Saudischer König: Religionen sollen gemeinsam gegen Zerfall der Familie angehen

Empfang der Delegierten eines japanisch-islamischen Dialogforums am 24. März.
Marktplatz in Riad.
Besuch Abdullahs beim Papst.

Die Religionen sollen sich gemeinsam bemühen, die Krise der Moral und der Familie abzuwenden. Der neuartige Appell des saudi-arabischen Königs Abdullah bezieht sich auch auf die Probleme in seinem Land.

Beim Empfang der Delegierten eines japanisch-islamisches Dialogforums am 24. März in Riad sprach sich König Abdullah bin Abdulaziz Al Saud (84) für Treffen der Religionen, insbesondere des Islam, des Judentums und des Christentums, aus. Seit zwei Jahren treibe ihn der moralische Verfall der Menschheit um, eröffnete der Monarch seinen Gästen. Vernunft, Ethik und Menschlichkeit seien aus dem Gleichgewicht geraten.

Der Zerfall der Familie müsse gottesfürchtige Menschen alarmieren; namentlich die zunehmende Untreue dürfe von Muslimen, Juden und Christen nicht hingenommen werden.
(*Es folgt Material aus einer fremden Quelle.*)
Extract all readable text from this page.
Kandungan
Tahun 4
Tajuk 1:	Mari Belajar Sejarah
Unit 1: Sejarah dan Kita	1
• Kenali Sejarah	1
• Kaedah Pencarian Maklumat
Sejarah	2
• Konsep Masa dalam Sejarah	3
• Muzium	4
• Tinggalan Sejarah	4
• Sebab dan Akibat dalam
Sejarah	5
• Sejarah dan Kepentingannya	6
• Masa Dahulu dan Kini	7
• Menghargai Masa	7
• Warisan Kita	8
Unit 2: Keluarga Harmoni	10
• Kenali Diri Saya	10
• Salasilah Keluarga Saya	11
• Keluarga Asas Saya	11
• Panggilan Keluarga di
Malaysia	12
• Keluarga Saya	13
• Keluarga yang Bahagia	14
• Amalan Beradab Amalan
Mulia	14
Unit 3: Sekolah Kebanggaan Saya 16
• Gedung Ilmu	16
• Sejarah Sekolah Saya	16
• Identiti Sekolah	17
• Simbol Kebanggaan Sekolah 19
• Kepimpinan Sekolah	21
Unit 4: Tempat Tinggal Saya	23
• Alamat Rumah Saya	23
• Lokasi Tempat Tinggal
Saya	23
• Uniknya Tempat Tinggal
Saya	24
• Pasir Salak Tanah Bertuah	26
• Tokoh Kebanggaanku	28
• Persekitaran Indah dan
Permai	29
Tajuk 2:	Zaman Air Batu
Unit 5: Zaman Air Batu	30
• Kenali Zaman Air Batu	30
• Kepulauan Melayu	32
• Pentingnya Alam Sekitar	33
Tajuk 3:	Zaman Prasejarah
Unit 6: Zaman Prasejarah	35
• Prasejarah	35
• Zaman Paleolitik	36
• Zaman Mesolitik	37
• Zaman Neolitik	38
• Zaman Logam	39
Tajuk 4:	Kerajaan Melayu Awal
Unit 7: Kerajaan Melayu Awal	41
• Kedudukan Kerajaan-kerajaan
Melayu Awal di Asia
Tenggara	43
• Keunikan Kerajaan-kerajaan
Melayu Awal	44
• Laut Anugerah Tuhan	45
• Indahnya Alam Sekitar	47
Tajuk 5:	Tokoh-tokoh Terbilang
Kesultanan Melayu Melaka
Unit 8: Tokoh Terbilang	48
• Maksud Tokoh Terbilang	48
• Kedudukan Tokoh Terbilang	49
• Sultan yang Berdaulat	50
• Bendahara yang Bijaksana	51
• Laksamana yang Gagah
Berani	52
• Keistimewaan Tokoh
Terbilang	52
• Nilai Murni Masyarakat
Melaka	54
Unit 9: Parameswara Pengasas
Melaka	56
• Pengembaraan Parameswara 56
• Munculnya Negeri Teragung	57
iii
Nach dem Redetext, den die amtliche Presseagentur des Königreichs veröffentlichte, sagte Abdullah: „Wir müssen Gott bitten, dass er uns hilft zusammenzukommen.“ Die drei monotheistischen Religionen sollten sich verständigen, wie die Sitten zu stabilisieren seien. Der König gab sich alarmiert darüber, dass „in manchen Gesellschaften ein 18-jähriger Bursche oder ein Mädchen völlig unabhängig wird und sich nicht mehr um die Eltern, die Moral oder Gott kümmert“.

Zuerst die Gelehrten, dann den Papst konsultiert

Der König gab bekannt, er habe für seine Initiative zuerst die Zustimmung der islamischen Gelehrten seines Landes eingeholt. Dann suchte er am 6. November 2007 Papst Benedikt XVI. im Vatikan auf – ein „unvergessliches“ Treffen in freundlicher Atmosphäre. Nach Beratungen mit Muslimen will König Abdullah mit Vertretern von Judentum und Christentum eine Serie von Treffen durchführen, an denen eine Plattform erarbeitet werden soll, „um die Menschheit zu erhalten gegenüber denen, die Religion, Ethik und den Zusammenhalt der Familie beschädigen“. Komme eine Einigung zustande, werde er sie der UNO vorlegen.

Gegenkräfte

Der Vorstoss des Königs dürfte in seinem Land nicht nur auf Verständnis stossen. In der Woche vor Ostern lehnte der Schura-Rat, der das Herrscherhaus der Saud berät, eine Gesetzesvorlage ab, welche Respekt für andere Religionen und religiöse Symbole geboten hätte. Die Vorlage, für welche sich die Arabische Liga ausgesprochen hatte, wurde im Verhältnis 7:3 abgeschmettert. Ein Mitglied der Schura erläuterte einem Journalisten, man wolle nicht-monotheistischen Religionen keinen rechtlichen Status im Land geben, welcher den Bau von Tempeln zu Folge hätte.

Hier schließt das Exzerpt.